Expanding gun research and the new laws Obama has proposed to curb gun violence have met controversy due to criticisms that gun research is inherently political.
“Only honest, law-abiding gun owners will be affected, and our children will remain vulnerable to the inevitability of more tragedy,” the National Rifle Association said in a statement. Critics of Obama’s plan have expressed skepticism the new laws would result only in a drainage of the nation’s budget and a hassle for the average gun-owner, rather than a stop to mass shootings.
But without trying, researchers cannot know if their work will curb gun violence, Baum-Snow said.
Knight said gun violence research is important in the current sociopolitical climate because the United States is an “exceptional case” when it comes to gun policy. The United States has weaker gun laws and higher gun ownership rates than comparable nations and much higher gun violence and homicide rates, Knight said.
Obama’s executive order to appropriate money for gun-related research is now in the holding pen until Congress appropriates money for the fund, Ranney said.
“If Congress provides money for research into firearms, there will absolutely be an increase in research,” she said. The timeline “really depends on Congress and how quickly they move.”
Michael Mello, associate professor of emergency medicine and associate professor of health services, policy and practice, said he thinks reforms in research will decrease gun violence. “There is no one clear solution to a complex problem,” he said. In the same way multiple levels of intervention were necessary to decrease motor vehicle crashes by 31 percent, the issue of gun violence must also involve “multiple interventions,” Mello said.
Ranney predicted that as soon as the federal ban is released, researchers will launch projects examining gun-related issues. The first projects would be “small-scale research,” while larger projects would take more time to receive funding due to the extensive application process, Ranney said.
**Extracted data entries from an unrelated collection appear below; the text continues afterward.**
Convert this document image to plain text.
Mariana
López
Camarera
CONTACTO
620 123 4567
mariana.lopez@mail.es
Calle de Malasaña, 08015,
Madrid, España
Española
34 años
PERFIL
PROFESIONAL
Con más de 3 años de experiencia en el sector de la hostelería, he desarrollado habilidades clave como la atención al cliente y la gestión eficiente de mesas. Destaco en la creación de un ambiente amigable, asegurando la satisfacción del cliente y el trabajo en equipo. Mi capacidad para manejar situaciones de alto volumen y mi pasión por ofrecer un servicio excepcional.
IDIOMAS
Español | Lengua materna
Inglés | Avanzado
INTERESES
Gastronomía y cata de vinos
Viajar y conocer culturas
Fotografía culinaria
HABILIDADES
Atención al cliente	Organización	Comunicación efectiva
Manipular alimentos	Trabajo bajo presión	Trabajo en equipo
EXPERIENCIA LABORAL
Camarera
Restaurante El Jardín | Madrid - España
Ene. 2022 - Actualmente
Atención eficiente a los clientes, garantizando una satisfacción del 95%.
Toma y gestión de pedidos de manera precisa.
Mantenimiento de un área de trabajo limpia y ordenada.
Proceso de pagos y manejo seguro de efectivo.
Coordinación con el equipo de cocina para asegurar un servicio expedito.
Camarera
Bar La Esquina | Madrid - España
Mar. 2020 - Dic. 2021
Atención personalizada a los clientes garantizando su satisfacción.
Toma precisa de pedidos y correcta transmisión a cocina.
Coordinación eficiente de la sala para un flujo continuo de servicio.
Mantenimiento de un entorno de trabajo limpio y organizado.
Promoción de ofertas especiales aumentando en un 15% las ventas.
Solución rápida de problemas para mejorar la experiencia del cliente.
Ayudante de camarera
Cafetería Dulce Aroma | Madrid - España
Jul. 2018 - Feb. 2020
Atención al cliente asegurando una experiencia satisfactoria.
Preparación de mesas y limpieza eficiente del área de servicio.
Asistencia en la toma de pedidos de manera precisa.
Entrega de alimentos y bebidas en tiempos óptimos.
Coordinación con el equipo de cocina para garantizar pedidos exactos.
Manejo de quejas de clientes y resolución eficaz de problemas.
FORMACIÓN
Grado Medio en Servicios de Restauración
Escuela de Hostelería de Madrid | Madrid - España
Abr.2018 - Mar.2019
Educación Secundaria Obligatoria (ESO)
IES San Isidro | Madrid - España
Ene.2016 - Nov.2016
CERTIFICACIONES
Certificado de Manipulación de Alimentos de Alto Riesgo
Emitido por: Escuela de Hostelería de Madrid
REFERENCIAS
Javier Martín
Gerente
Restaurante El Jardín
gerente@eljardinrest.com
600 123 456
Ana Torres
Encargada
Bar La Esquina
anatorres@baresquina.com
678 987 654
“People aren’t going to be afraid anymore that it is going to blackmail their research career,” she said.
An previous version of this article incorrectly stated that the research of Emilio Depetris-Chauvin GS studied the effect gun demand had on Obama’s election in 2008. In fact Depetris-Chauvin analyzed the effect of the likelihood of Obama winning the election on the demand for guns. The article also stated that Depetris-Chauvin thought about purchasing Chicago city’s survey, for $1,000, when in fact it was the GSS survey from NORC at University of Chicago, which was approximately $800. The Herald regrets the errors.